Guillermo del Toro revisite le mythe de Frankenstein avec une adaptation ambitieuse et visuellement somptueuse, désormais disponible sur Netflix. Le réalisateur mexicain prend de larges libertés avec le roman original de Mary Shelley, offrant une œuvre gothique et romantique qui explore les limites de la science et les tourments de la création.
Oscar Isaac incarne le docteur Viktor Frankenstein, un chirurgien brillant mais hanté par la perte de sa mère et les traumatismes infligés par un père exigeant. Obsédé par l’idée de vaincre la mort, Viktor acquiert une réputation sulfureuse en ressuscitant des cadavres, attirant l’attention d’Henrich Harlander (Christoph Waltz), un riche marchand d’armes qui voit un potentiel dans ses recherches. Grâce à son financement, Viktor repousse les limites de la science et donne naissance à une créature puissante et apparemment immortelle, assemblée à partir de morceaux de corps et animée par l’électricité.

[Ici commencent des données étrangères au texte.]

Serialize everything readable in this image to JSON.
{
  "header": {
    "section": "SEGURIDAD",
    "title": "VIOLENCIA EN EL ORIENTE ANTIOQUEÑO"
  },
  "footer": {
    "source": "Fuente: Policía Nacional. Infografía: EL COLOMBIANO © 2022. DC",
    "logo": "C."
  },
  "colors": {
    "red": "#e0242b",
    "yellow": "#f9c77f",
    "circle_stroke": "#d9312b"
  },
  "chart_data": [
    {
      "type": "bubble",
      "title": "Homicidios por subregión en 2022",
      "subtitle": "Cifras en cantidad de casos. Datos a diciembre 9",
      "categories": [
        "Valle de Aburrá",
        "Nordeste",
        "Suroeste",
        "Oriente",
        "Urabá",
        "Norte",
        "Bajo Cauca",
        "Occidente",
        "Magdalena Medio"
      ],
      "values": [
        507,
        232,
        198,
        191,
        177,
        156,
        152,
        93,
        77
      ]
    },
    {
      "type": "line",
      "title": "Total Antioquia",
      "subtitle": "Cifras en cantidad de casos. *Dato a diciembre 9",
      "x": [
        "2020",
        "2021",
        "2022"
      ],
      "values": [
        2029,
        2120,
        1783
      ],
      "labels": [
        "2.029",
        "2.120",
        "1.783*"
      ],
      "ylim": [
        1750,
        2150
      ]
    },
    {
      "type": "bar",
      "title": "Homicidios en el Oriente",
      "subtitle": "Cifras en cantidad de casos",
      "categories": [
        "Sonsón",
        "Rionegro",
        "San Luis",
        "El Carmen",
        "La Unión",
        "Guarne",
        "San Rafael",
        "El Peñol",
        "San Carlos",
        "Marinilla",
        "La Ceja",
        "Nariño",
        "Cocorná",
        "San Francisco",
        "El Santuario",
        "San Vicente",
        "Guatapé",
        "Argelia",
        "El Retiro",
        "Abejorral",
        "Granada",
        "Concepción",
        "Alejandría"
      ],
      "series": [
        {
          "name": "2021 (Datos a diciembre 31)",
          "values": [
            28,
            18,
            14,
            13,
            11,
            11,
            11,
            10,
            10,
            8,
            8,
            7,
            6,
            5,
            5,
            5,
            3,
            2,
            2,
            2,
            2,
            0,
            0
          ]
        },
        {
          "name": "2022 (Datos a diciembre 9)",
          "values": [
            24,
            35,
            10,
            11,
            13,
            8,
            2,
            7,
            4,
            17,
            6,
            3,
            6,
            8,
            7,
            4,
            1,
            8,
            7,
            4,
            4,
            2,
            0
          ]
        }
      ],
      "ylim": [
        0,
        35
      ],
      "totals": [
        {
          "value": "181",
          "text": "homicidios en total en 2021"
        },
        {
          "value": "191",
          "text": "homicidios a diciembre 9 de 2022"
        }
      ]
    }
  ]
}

Le film se structure en deux parties distinctes : l’ascension de Viktor et le récit de la Créature. La première partie retrace l’enfance du scientifique jusqu’à la création de son monstre, tandis que la seconde adopte le point de vue de ce dernier, rattrapant progressivement le point de départ du film. Del Toro permet à Isaac de déployer toute l’étendue de son talent, explorant la folie et la vanité qui poussent un scientifique aussi brillant à se lancer dans une telle entreprise. L’acteur campe un homme rongé par ses démons, marqué par une éducation rigide et le favoritisme de son père envers son autre fils, William.
L’histoire s’enrichit d’une intrigue secondaire : le mariage du frère de Viktor avec Elizabeth (Mia Goth), la nièce d’Harlander, et le sentiment naissant que Viktor éprouve pour elle. Un détail intéressant, d’autant plus que Goth interprète également la mère de Viktor, un subtil clin d’œil qui souligne le poids des relations parentales dans le récit.
Jacobi Elordi prête ses traits à la Créature, offrant une interprétation nuancée et surprenante. Loin des représentations traditionnellement monstrueuses, cette version de Frankenstein est dotée d’une silhouette athlétique et de traits juvéniles. Si ce choix esthétique peut dérouter, Elordi parvient à transmettre la curiosité, la rage, l’empathie et le désespoir de son personnage.
Visuellement, le film impressionne par son esthétique soignée et son attention aux détails. La reconstitution de l’Écosse victorienne est audacieuse, avec une palette de couleurs vives, notamment le rouge, contrastant avec l’atmosphère sombre et oppressante. Les effets spéciaux, bien que parfois perfectibles, sont complétés par un travail remarquable d’animatronique sur les corps réanimés. La bande originale, composée par Alexandre Desplat, est également digne d’éloges et pourrait bien être nommée pour un prix.
Les puristes de l’œuvre de Shelley pourraient être déçus par les nombreuses libertés prises par Del Toro. Le film s’éloigne de certains thèmes et messages clés du roman original. De plus, avec une durée de deux heures et demie, le rythme peut parfois sembler lent, notamment après la « naissance » de la Créature, avant que l’intrigue ne reprenne de l’ampleur.
Malgré ces quelques imperfections, Frankenstein est une nouvelle réussite pour Guillermo del Toro, un film riche en performances d’acteurs et en prouesses techniques. Ceux qui ont apprécié l’atmosphère gothique et romantique de Crimson Peak devraient particulièrement apprécier cette adaptation audacieuse et inventive.